Literalmente melado (publicado originalmente em 4/10/2006)

O filme tema da coluna de hoje não foi um fenômeno de bilheteria. Nem tampouco um enredo inédito ou incrível. E também eu mesmo gostei pouco, mas gostei. Em “Chocolate” (2000), não estão atores de quem seja fã. Mas estes artistas têm alguma categoria. Johnny Deep, Judi Dench, Juliette Binoche, Alfred Molina e John Wood compõe o elenco. A fita é típica dos contos de fadas. Em uma pequena cidade da França, onde a população é fervorosamente religiosa e dominada por um prefeito de mesmo estilo (Molina), uma jovem mãe solteira (Binoche) chega para montar uma confeitaria. Ou melhor, a chocolataria. Ela aluga uma casa abandonada. A proprietária (Dench), uma senhora muito ranzinza, tem problemas familiares escondidos. A loja de Vianne Rocher (talvez uma referência bem explícita àquele chocolate famoso, pelo sobrenome), entretanto, tem tudo para dar errado. Ela fica em frente a igreja da cidadezinha. As freqüentadoras das missas apostam no seu fracasso. Essa certeza se concretiza mais ainda quando o conde de Reynaud, o prefeito, desdenha da doceria e a boicota, com a ajuda de suas seguidoras. Mas Rocher possui um talento escondido: na fabricação de chocolates, a moça adivinha os gostos mais íntimos de cada freguês. Para o casal frio, uma dose de pimenta para a relação ficar melhor. Para Amande Voizin, a proprietária, o chocolate quente para ela se soltar mais.
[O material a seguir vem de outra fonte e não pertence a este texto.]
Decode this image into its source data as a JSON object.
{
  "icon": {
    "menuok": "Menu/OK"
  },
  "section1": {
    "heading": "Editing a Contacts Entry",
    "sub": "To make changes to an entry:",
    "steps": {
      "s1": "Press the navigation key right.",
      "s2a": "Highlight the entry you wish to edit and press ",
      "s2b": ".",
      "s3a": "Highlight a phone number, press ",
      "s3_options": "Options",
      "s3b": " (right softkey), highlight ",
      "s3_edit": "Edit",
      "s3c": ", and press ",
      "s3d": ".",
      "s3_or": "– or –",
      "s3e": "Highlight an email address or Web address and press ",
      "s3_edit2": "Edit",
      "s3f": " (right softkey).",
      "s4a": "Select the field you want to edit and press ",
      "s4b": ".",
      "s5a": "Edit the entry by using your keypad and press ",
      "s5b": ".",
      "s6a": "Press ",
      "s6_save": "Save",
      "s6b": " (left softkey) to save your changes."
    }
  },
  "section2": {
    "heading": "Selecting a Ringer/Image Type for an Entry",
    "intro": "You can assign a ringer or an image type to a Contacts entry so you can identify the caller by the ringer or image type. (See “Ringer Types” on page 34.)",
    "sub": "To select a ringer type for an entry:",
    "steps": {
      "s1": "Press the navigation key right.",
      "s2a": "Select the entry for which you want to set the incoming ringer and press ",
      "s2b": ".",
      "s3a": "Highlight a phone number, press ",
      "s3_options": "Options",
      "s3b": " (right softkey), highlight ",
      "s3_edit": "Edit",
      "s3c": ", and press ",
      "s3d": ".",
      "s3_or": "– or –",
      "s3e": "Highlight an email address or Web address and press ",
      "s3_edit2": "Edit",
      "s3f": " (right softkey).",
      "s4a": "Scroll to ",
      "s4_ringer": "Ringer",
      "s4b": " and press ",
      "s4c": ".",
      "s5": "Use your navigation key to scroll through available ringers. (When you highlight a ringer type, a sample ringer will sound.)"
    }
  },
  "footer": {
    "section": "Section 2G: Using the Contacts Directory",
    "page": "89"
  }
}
O diretor Lars Hallstrom, o mesmo de “Regras da Vida” (1999) e “Um Lugar para Recomeçar” (2005), não teve (ou não tem) criatividade para escolher seus trabalhos. Esses dois citados, mais o da coluna de hoje, têm um círculo parecido: histórias doces, com dramas curtos e soluções meio à toa. Ou seja, roteiros que empolgam pouco e logo são esquecidos. “Chocolate” é todo desenrolado desse jeito. O espectador tem a noção de como a trama se desamarrará. É óbvio que a chocolataria fará um sucesso grande. Está na cara ainda a bela receptividade da confeiteira quando desembarca na cidade o pirata Roux (Deep), que leva a vida quase de modo igual a ela. Nestes passos, Hallstrom imita seu outro filme, “Regras da Vida”. Com quem o protagonista ficará? No caso do filme de sete anos atrás, era Homer Wells (Tobey Maguire) quem estava indeciso. Agora, é Rocher. Para ela, há três opções: ir embora sozinha da cidade com a filha, ficar lá até que a geração seja passada para frente ou seguir a caminhada de Roux, rumo a sabe-se lá aonde. É evidente que existe no filme um atrativo diferente de todos os outros: o chocolate. As receitas exploradas por Vianne Rocher é o chamariz para toda a população. A película é a aceitação disso tudo. O duelo com o conde vem em segundo plano porque o personagem de Molina é pouco explorado. Entretanto, o ator se destaca por sua boa performance.

É um longa-metragem literalmente melado. De todos os lados. Hallstrom é um diretor de fitas meladas. Com ele, criatividade praticamente não tem vez. Basta o espectador analisar seus trabalhos já mencionados. Penso que atualmente roteiros desse tipo precisam parar. A época de histórias com o sentido tão doce passou. Isso serviu bastante nos anos 1940 e 1950. Hoje não mais. Em nossos dias, tem espaço longas como “Menina de Ouro” (2004), ou “Perto Demais” (2004). Exibem situações de força extrema, exigem do ser humano seu mais íntimo sentimento. Nada de mentiras. O tempo das mãos dadas passou para a sétima arte. A beleza é conquistada pela firmeza, não pelo romantismo e o pieguismo. Adianta pouco o disfarce de Chapeuzinho Vermelho de Rocher e Anouk em suas idas e vindas de vilarejo em vilarejo. É pouco. Essa associação está longe, mas bem longe, de dar a virada em algo. Coragem e ousadia têm de ser regra, nunca exceção. O fim de “Chocolate” podia ser outro, claro. Mas por culpa do diretor, isso não ocorreu. “Chocolate” é o típico filme que ‘poderia ser, mas não é’. Poderia ser espetacular, mas é somente mediano. Poderia causar um estouro nas salas, mas só causa uma ou outra emoção. Por não querer se comprometer de fato, cai no ostracismo. Portanto, será pouco lembrado. E eu me lembrei desse filme, vejam vocês, apesar de nem gostar tanto de chocolate.